Among producers, the disruptions related to the conflict in Ukraine have put the Organization of the Petroleum Exporting Countries (OPEC) even more at the center of the game.

“OPEC remains very important, in particular because it has excess capacity, mainly in Saudi Arabia and the United Arab Emirates”, underlines Jim Burkhard.

On the other hand, the OPEC + group, formed in 2016 with ten non-member countries, which became a crucial axis of the market before the war, “is no longer what it was” a year ago, according to the analyst.

Russia “can no longer be for Saudi Arabia”, leader of OPEC, “the partner it was before the war”, advances Jim Burkhard.

The United States is the other major player whose influence has been strengthened.

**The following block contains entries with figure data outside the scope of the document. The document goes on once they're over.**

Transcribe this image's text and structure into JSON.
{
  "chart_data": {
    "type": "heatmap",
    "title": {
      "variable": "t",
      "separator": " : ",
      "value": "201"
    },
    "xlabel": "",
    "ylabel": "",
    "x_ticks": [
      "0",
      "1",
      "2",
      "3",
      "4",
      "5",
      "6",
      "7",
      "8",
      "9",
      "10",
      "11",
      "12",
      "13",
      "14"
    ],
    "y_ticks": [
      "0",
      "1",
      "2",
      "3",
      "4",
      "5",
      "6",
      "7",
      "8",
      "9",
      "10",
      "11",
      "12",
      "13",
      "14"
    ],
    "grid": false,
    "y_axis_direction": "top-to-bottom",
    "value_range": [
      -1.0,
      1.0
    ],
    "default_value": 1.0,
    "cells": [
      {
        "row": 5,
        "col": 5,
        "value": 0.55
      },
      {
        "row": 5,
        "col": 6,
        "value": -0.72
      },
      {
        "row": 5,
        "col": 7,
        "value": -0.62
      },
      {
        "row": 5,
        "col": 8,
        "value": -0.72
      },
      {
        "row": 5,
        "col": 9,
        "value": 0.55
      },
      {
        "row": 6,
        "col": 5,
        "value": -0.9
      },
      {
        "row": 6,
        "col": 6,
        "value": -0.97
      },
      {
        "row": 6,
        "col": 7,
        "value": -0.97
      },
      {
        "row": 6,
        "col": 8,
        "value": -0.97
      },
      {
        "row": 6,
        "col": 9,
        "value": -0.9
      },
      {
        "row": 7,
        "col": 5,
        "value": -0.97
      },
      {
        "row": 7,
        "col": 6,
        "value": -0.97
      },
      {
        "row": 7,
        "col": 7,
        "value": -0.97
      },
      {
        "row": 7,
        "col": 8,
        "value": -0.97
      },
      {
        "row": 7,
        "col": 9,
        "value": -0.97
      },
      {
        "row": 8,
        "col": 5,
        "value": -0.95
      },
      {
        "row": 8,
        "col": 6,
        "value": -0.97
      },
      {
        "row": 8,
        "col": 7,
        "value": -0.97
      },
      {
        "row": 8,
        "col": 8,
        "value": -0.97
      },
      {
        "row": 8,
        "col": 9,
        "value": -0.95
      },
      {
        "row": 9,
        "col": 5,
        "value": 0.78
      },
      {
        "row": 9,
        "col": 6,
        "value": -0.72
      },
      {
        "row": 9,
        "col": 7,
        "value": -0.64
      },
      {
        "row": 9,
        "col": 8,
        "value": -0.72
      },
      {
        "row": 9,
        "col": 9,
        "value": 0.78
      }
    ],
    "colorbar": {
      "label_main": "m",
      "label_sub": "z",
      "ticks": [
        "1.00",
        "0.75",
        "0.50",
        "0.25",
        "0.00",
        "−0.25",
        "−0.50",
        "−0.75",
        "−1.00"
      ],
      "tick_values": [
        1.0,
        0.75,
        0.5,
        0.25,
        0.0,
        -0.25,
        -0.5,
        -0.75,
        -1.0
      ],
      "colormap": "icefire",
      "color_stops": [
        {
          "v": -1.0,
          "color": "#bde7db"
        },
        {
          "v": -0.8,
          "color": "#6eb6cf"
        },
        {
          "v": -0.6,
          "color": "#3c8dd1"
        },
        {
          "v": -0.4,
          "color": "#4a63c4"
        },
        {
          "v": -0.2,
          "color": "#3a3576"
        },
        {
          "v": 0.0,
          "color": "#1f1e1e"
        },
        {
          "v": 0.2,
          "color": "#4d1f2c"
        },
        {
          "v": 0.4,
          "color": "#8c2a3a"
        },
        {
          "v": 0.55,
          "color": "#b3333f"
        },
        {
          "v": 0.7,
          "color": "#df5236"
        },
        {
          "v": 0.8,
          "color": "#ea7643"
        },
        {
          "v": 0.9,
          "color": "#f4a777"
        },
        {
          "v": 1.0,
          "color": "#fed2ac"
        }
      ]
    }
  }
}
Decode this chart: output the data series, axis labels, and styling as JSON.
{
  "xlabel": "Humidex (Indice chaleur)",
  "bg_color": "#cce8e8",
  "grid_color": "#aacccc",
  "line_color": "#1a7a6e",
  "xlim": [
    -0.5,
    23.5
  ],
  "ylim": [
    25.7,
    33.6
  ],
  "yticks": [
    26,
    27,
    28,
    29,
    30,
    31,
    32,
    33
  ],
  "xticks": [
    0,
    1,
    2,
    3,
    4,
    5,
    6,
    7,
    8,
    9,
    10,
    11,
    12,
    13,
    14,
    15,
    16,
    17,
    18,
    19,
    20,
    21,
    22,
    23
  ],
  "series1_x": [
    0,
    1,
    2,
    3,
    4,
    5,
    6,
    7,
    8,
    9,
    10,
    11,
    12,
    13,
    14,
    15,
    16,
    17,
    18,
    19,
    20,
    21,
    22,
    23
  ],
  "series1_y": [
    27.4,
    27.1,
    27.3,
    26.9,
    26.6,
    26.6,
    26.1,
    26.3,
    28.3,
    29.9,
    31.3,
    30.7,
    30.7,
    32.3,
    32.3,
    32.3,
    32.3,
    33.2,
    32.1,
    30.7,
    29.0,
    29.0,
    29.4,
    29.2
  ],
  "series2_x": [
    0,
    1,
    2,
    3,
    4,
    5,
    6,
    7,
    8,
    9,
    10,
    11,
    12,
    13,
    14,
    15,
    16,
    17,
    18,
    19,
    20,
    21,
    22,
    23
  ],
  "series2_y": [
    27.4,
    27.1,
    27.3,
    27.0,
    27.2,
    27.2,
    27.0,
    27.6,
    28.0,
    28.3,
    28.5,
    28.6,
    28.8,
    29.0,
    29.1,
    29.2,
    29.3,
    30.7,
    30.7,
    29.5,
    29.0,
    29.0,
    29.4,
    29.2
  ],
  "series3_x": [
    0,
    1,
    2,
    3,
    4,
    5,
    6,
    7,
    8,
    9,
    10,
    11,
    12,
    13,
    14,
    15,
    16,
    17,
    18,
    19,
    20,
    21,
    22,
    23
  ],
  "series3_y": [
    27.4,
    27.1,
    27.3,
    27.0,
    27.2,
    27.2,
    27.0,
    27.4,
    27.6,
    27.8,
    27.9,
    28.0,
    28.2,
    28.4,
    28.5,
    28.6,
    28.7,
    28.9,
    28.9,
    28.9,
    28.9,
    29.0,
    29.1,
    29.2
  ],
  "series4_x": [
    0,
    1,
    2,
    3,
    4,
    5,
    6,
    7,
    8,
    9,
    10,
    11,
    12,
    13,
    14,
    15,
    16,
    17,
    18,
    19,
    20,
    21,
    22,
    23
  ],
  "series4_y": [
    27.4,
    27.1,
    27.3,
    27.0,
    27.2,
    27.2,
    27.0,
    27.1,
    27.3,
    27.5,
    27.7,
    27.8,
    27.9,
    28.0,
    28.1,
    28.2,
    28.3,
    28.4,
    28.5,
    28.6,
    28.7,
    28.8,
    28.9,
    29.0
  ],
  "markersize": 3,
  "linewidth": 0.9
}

The world’s largest producer thus shattered its one-week crude export record last week, with 5.6 million barrels per day, almost double the daily average for 2021.

Despite this openness, US production remains significantly below its pre-pandemic level.

“Volumes continue to grow, but they could have increased even more”, considers Eirik Waerness.

He cites the desire of the American shale oil industry to clean up its finances and the shortage of equipment and personnel to explain this discrepancy.

To support prices, OPEC decided in early October to reduce its production by two million barrels per day.

As a result, the market is “tense”, describes Eirik Waerness. “Excess capacity, whether for oil or gas, is very low.”

“And we don’t know how long Russia will continue to produce 11 or 12 million barrels a day,” he said.

With the exit from the country, after the invasion, of all the foreign oil groups, “will Russia be able to replace these skills?” Asks the economist.

Added to this is the chronic under-investment in oil, which is widening due to the energy transition and threatening supply contraction.

In this post-invasion market of Ukraine, fragmented and under tension, “we will still have cycles” with significant price variations, downwards as well as upwards, warns Jim Burkhard. “But the center of gravity will be around $70 or $80 a barrel, which is higher than what we’ve seen in the last 20 or 30 years.”